The Sheffield and Rotherham region of south Yorkshire had a history of ironworking due to the quality of the local iron ore and availability of good coal. Both towns had a number of successful foundries some of which produced ornamental work including Rotherham's James Yates from the 1840s, whose work appeared in the Great Exhibition of 1851, and the Baths Foundry which was built on the site of Rotherham's old public baths in 1846 and was in operation to 1903.
In 1870 the Bath Foundry's owners, Messrs Morgan Macaulay and Waide, registered design number 238947 for a cast iron bench with cartouches of the four seasons as farm labourers, in the manner of Godfrey Sykes (1824-66), a pupil and master at the Sheffield school of art, whose seminal work was the south facade of the Henry Cole building at the Victoria and Albert museum in which workers are featured and where he died. In 1875 John Ruskin set up a worker's art museum in nearby Walkley. The bench seems to have combined the classic South Kensington style with one of the themes of the Preraphaelites - the honest worker.
The 1870s was an era of worker's rights and dissenting, and in 1871 the Baths Foundry was one of the earliest adopters of the 'nine hours movement' (or 54 hours a week) which restricted the number of work hours, following years of disputes and strikes in the engineering trades in north-east England.
One of the Baths Foundry partners, James Clifford Morgan, was a colourful commercial traveller who rose to become mayor of Rotherham. He was famously roughed up by police and arrested when he insisted on trying to shake hands with the Duchess of Teck and the young Princess Mary who had stopped briefly at Rotherham station on their way to stay with Earl Fitzwilliam at nearby Wentworth Woodhouse.

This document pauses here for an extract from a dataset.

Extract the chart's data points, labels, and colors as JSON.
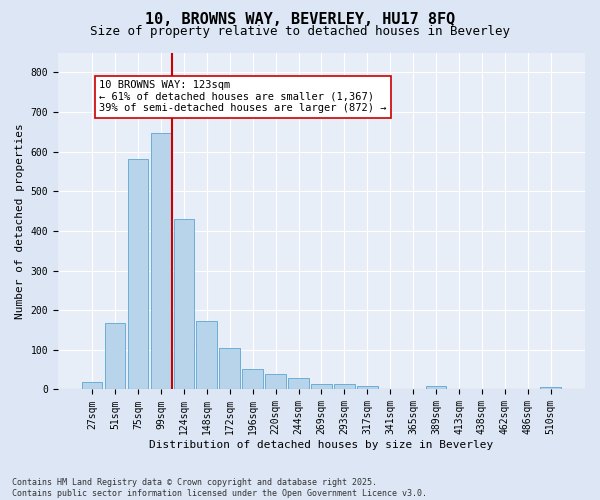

This week a pair of white-painted cast iron Four Seasons garden seats made at the Baths Foundry by Messrs Morgan Macaulay and Waide (aka Wade), registered design 238947 in 1870, sold at Summers Place Auctions for a hammer price of £9,000 the pair - the highest garden seat lot at the live auction. A medieval skull - the earliest of a number at the sale - sold for £2,400.